Project Abrazos

The Problem

As India nears universal enrolment, there is a growing realization that bringing children into schools doesn’t equate to quality learning. In fact, as the conversation has moved away from enrolment, there is an active shift towards seeking factors that deliver and influence quality. There are more than 1 million public schools in India. But numerous problems like poor school infrastructure and learning environment, lack of adequately trained teachers, high teacher absenteeism, a large volume of teacher vacancies, low levels of learning and achievement and lack of accountability to name a few contribute to a staggering dropout rate that sees nearly 50% children abandoning their education at the key transitional ages of school. Well, for us to start with, tackling all of these problems together would be equivalent to trying to push a wall. Hence, we focus on one, the quality of content delivery and facilitation.

Knowledge nowadays is merely theoretical, taught like a formality, with no applications. The purpose of knowledge accumulated throughout thousands of years, we have forgotten. The method of imparting knowledge has not changed, despite the vast syllabi, our system continues to hold onto the orthodox methodology. Some children, if not all, do not find anything enthusiastic, yet they continue to churn the words to make sense and fail miserably.
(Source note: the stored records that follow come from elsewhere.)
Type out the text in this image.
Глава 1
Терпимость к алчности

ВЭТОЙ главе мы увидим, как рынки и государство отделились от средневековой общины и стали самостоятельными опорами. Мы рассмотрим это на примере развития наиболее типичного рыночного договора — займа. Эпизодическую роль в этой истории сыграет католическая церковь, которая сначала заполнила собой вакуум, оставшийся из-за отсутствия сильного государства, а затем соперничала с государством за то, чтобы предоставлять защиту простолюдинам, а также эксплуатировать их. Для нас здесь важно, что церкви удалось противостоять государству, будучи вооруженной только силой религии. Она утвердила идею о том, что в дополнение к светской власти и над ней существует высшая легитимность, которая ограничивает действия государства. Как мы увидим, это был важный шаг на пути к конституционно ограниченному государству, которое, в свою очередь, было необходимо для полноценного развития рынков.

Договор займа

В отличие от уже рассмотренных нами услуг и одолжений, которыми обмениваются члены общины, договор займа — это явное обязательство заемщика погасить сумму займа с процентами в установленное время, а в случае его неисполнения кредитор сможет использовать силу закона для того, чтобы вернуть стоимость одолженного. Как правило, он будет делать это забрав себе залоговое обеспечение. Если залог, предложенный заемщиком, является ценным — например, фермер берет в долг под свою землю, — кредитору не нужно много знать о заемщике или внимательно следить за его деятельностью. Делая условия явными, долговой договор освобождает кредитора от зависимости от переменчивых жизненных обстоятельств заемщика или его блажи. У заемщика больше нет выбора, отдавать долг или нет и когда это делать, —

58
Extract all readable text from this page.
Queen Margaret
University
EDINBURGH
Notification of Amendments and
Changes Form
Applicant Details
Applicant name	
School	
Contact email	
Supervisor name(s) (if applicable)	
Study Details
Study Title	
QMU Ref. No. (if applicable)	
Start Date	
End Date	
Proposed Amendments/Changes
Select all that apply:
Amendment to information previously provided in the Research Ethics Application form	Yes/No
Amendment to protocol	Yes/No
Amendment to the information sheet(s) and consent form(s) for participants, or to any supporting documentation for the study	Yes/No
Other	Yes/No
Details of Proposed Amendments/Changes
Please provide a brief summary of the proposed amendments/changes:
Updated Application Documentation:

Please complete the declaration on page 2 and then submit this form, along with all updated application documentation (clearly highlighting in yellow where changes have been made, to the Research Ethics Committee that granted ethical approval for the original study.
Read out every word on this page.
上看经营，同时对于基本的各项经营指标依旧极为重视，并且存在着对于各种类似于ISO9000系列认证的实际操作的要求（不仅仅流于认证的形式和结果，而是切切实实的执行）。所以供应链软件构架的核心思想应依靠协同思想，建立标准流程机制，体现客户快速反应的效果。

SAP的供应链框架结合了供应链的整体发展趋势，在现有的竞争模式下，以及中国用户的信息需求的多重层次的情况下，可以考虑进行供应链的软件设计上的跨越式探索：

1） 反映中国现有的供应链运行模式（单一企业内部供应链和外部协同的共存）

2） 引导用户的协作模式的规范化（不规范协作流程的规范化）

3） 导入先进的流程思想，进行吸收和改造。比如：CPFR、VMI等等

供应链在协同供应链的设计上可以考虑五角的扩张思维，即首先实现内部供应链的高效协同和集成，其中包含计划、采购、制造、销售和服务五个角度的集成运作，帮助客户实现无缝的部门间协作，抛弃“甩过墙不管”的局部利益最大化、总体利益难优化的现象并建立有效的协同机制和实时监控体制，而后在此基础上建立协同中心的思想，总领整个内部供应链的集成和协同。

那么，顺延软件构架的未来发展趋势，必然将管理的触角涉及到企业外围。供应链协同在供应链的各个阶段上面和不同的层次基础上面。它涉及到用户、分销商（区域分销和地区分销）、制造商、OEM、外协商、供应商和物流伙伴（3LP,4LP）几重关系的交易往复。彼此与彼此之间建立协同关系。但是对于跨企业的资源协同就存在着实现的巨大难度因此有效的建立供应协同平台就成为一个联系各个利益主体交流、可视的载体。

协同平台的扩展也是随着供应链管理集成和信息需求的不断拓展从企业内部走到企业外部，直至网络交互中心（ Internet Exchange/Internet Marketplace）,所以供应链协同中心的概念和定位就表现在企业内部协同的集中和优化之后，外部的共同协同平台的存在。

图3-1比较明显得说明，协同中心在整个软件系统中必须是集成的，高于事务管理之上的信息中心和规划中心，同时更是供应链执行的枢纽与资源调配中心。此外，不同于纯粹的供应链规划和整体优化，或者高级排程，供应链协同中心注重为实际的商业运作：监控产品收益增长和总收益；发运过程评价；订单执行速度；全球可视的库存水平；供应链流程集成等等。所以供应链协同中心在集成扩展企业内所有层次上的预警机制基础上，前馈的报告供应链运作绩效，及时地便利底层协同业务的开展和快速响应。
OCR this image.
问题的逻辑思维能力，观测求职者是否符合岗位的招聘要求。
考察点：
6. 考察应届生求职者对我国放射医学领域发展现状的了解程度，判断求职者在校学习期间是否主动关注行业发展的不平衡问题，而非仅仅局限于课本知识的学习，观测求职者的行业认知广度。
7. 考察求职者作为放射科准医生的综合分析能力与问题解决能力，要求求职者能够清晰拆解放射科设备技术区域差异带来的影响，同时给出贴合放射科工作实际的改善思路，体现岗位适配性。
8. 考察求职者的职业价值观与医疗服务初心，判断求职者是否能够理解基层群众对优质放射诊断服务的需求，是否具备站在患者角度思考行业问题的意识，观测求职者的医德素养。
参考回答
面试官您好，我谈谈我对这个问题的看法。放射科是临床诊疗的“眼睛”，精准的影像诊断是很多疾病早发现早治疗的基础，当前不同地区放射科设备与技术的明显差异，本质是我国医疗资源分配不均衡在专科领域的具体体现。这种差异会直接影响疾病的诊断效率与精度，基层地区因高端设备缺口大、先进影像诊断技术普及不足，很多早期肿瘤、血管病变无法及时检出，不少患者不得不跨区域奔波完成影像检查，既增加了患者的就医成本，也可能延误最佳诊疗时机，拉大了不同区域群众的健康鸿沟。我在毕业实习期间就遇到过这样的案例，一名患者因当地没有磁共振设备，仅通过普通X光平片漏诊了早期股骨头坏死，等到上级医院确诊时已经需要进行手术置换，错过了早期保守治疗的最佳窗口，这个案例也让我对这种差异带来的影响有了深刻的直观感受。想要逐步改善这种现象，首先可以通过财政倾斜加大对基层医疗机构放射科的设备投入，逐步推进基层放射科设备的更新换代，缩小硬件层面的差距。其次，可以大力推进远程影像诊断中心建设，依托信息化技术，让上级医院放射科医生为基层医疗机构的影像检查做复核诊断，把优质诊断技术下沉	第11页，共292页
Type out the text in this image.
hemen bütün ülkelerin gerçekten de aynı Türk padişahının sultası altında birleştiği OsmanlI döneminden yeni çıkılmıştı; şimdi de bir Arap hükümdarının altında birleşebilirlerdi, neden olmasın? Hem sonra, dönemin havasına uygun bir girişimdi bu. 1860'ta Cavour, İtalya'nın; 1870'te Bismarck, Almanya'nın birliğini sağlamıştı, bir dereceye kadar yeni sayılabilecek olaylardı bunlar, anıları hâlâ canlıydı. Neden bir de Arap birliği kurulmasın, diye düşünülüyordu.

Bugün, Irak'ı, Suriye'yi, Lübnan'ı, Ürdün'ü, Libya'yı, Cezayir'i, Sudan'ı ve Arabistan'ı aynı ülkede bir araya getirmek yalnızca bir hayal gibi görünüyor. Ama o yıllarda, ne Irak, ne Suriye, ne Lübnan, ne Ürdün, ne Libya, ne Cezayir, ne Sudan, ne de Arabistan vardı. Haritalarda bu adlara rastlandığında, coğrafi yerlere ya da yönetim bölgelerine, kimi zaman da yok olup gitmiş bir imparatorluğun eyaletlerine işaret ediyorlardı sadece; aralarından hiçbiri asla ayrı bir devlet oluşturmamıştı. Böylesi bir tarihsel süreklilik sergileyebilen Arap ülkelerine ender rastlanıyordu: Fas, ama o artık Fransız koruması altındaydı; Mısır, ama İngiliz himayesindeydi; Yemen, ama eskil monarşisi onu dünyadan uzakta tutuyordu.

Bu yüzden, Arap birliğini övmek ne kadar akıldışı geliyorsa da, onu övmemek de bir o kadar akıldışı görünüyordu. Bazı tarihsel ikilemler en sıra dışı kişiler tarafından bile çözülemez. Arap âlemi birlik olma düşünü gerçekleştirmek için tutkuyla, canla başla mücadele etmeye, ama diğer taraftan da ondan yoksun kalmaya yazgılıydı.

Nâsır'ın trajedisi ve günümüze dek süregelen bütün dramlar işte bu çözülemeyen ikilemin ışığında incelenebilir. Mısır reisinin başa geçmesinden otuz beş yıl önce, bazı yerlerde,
The education system has a grip on the children, relieving them of their freedom. It is slow, yes, but steady. The system focuses more on the children to become followers of the system rather than leaders and hence the disinterest and amplification in drop-out rates.

Before the introduction of a proper, formal system of education, knowledge was preserved in the form of stories and skills, arts and crafts, imitation and application. This knowledge was passed down to the generations, each generation adding their own to the already existing skill, perfecting it, and honing it, one at a time. It is this experiential context-based learning that is missing.

Our Approach

Our approach defines who we are and how precise we are to change things as they were.

  • Preparing and curating ‘content with a meaning’ where each subject and topic is depicted like a storyboard in a contextual sense.
  • Delivering content digitally and making it available even without internet at all schools.
  • Making the content free and open-source.
  • Making the delivery facilitation process fun and full of learning with minimal teacher intervention.
  • Encouraging community financing for resource allocation in all regions.

To further the ‘holistic development’ of under-resourced schools we are incorporating the following additional methods: 

  1. Sensitization programs to ensure families and communities and teachers understand the importance of education and how they can play a role in enabling students to achieve their potential.
  2. Build toilets and hand wash stations to inculcate a sense of hygiene among children. 
  3. Build libraries full of quality engaging books to foster the excitement of reading and develop literacy and numerical skills.
  4. Establish an internet enabled computer facility. 
  5. Build new learning spaces and repair learning spaces to improve lighting, ventilation, and safety so that children have safe learning environments.
  6. Provide material support such as uniforms and supplies to children from low-income households. This way many parents do not have to choose between putting food on the table and sending their children to school.
  7. Conduct programs to motivate and help teachers improve their effectiveness both in terms of content and pedagogy.
  8. Implement structured systems of performance-based pay, contractual employment, motivation, evaluation and monitoring for teachers.
  9. Introduce application based and blended learning to facilitate and improve learning.
  10. Design and conduct assessment programs to measure student learning achievement and the school’s performance (input, output, and outcomes).
  11. Build an information feedback loop to connect stakeholders.
  12. Introduce and build the capacity of school-based management systems to facilitate collaboration among stakeholders.

Our Partner Schools

  1. Bal Vikas School (Telibagh, Lucknow, Uttar Pradesh): Bal Vikas School is a community school that provides education to 300 at-risk children from low-income households in the neighborhood area.